Leena lay on the bed in her bedroom. It was a metal-framed canopy bed, imported from India, and it was positioned diagonally out from one corner of the room. Draped over the frame of its canopy were some long strips of sheer fabric she and Trevor had brought from Vietnam. These details were mostly Trevor’s doing; he cared about such things—about what the view out the windows would be from their bed, about the room’s color scheme being cool and dusky and earthy. The concrete floors were stained a slightly glossy umber. A wall of windows looked out over the backyard, which was not a yard so much as it was the underside of a cliff. A natural wall of limestone rose up very close behind their house, with plant growth and roots nosing through cracks in the rock, and the feeling created was of the house seeming to be braced against this backdrop: the mountain might collapse were it not for their house, marking the line between rock and grass. Everything back here was very gray-brown and sometimes made Leena feel as if she were in a cave. Sometimes she liked this feeling; sometimes it unsettled her, and she tended to spend more time at the front of the house.

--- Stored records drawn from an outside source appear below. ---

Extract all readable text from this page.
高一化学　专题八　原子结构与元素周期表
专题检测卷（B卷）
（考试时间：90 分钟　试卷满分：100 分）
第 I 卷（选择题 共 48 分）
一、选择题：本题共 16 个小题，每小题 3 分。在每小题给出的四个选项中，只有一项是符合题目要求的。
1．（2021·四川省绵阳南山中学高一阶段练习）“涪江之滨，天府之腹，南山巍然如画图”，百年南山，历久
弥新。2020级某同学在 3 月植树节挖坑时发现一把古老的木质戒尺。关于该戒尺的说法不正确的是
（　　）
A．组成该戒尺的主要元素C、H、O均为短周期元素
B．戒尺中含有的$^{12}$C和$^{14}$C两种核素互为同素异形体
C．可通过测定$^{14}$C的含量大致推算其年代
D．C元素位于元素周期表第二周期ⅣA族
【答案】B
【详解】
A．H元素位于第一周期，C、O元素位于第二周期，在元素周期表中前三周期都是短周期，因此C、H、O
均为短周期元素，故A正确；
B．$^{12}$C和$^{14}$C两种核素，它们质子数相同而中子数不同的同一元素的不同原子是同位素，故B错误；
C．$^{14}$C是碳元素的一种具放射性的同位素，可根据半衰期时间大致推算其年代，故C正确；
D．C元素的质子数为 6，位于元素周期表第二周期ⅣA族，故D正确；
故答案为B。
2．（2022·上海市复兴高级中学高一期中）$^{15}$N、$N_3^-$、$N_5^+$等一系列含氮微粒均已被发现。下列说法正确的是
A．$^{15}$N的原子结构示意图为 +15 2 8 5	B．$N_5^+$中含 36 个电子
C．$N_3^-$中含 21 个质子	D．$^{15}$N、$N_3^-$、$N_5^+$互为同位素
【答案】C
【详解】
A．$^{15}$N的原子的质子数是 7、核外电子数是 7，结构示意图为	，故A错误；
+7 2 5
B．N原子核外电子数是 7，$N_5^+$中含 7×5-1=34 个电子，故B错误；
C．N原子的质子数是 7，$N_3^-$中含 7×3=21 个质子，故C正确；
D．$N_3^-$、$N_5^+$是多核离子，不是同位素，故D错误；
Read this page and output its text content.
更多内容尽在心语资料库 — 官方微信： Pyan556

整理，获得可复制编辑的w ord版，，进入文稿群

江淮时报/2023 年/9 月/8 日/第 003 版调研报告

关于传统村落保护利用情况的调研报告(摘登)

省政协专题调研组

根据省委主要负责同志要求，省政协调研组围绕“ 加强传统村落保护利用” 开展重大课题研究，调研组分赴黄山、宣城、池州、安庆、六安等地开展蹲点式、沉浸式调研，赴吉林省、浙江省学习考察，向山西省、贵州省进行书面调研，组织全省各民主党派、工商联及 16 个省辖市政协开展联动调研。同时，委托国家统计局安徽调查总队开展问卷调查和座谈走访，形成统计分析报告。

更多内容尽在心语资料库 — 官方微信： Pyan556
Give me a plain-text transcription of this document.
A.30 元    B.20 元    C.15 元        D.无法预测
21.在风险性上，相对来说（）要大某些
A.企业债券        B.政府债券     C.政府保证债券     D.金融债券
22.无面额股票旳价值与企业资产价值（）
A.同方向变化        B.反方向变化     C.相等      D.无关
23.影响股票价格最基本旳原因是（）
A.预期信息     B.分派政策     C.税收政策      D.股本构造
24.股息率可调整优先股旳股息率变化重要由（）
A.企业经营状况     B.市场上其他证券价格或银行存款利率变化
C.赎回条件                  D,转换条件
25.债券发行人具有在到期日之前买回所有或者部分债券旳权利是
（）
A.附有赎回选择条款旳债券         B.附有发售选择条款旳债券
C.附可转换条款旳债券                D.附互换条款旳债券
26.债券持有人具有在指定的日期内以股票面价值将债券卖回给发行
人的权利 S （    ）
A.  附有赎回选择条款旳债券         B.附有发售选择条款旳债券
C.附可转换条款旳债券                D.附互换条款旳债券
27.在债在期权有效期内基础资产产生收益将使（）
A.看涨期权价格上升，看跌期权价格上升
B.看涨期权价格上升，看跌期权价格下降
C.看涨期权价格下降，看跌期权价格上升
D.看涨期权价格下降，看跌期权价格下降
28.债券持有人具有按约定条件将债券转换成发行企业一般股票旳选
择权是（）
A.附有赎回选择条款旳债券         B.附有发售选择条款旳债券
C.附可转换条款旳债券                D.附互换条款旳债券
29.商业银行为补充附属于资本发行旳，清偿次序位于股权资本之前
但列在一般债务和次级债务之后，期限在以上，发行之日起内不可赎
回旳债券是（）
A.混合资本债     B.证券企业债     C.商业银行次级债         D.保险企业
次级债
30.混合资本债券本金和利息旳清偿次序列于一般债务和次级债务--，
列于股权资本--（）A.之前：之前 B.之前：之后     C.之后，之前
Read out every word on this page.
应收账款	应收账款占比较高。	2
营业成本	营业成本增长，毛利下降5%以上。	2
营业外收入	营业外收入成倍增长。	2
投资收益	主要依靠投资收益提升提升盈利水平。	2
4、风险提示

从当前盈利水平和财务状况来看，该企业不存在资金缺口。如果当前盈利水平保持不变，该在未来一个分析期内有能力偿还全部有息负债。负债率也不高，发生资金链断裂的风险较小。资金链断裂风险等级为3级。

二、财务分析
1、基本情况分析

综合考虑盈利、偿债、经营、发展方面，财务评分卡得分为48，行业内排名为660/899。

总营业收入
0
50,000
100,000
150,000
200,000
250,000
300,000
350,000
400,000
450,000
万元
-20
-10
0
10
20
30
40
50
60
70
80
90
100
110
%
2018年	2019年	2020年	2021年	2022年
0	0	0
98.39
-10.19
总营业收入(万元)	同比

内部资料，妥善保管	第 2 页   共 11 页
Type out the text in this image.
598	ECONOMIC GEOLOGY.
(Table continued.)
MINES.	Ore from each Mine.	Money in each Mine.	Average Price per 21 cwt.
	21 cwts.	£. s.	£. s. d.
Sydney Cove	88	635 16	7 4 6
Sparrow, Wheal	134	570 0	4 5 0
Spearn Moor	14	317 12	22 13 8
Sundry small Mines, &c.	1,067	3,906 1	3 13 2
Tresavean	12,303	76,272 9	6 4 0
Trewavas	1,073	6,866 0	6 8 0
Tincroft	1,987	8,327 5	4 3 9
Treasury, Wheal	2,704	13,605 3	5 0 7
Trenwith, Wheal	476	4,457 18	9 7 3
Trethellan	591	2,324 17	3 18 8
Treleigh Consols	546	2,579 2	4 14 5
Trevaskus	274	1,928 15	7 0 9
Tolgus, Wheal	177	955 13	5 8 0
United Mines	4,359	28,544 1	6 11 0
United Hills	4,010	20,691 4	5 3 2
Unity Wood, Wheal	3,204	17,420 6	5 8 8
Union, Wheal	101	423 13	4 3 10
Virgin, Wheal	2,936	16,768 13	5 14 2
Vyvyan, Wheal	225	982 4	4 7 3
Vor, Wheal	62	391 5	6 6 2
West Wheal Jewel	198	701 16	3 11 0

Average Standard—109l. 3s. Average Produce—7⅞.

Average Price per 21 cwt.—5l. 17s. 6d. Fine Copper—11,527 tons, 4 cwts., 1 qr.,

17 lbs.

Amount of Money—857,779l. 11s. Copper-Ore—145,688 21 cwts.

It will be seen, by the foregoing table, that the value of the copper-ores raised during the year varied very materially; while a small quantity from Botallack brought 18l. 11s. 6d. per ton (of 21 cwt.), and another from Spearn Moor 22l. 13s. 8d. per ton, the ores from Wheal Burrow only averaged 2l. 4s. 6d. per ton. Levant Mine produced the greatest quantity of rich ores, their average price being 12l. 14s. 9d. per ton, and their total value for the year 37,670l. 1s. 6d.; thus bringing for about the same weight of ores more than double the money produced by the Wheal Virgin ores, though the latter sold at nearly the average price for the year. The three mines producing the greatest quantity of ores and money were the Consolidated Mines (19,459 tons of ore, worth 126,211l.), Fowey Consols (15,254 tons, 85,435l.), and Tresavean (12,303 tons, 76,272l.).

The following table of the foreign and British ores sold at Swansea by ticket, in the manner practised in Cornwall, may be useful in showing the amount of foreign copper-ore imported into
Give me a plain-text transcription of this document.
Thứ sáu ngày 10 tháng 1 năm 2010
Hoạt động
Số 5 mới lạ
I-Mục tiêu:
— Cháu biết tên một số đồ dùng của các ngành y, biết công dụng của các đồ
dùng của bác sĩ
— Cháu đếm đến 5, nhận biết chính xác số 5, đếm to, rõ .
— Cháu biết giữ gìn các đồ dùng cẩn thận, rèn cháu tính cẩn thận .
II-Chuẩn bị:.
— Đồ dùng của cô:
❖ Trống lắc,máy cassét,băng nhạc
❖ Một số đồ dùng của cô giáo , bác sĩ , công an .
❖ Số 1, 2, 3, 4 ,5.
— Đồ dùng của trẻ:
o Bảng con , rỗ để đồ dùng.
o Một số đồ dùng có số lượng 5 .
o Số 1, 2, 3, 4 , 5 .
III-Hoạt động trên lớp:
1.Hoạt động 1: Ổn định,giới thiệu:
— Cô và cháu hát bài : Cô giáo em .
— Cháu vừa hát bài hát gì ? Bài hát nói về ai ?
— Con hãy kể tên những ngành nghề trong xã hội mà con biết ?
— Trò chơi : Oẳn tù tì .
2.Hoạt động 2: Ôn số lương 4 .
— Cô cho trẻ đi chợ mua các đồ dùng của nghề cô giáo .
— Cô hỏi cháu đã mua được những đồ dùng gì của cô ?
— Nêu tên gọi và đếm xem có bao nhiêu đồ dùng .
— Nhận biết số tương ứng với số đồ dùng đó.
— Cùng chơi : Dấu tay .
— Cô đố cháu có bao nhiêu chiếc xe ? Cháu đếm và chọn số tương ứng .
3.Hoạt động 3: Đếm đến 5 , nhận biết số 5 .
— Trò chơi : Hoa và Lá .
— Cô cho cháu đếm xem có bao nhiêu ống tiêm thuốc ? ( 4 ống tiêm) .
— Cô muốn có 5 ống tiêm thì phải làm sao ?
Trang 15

Leena did not really understand the attraction to big houses that many Americans seemed to have. A clean, new city apartment with a good view seemed far more glamorous and adequate to her. But, especially in Texas, size seemed to mean something—it confirmed a sense of entitlement, of belonging. Big houses, big cars. Upon first arriving in Texas, Trevor had traded in their BMW convertible for a Toyota Land Cruiser, and he then required Leena to learn how to drive a stick shift. After that point she began noticing these big, boxy vehicles with women driving and children in carseats gazing benignly out the back windows. Leena felt like an impostor, but of what she wasn’t even sure. From where they lived, she had to drive at least twenty minutes to get into the city proper or even to the nearest shopping center.

On some days she dreaded leaving the house, having to brave the highways. Many days she went no farther than the front porch and sat there on the swing while Pearl played on the steps. They never ventured far into the front yard, especially if it was just the two of them at home, which it was more often than not. Leena might walk across the grass to the side of the house to turn on the water spigot and fill Pearl’s kiddie pool with water, placing it close to the bottom of the steps, but she never walked out as far as the wooden playhouse and sandbox that stood (and had ever since Trevor and Davis’s childhood) in the blazing, treeless middle of the yard. It was a place only the wildest and loneliest of children would ever want to play, thought Leena. She did not, in fact, like it at all when Pearl wanted to play outside. The sun baked down mercilessly, especially in the summer months, and the vastness and stillness of the surrounding land felt ominous and depressing to Leena. These feelings honestly scared her; she had never felt anything like them before.

Trevor would claim this was not actually the countryside, that they were still, in fact, within Austin city limits. Go shopping, make friends, take walks in the evening, were his first suggestions, before the medication. I will not take a walk, Leena had said, and that was as close to impertinent as she could ever get with him.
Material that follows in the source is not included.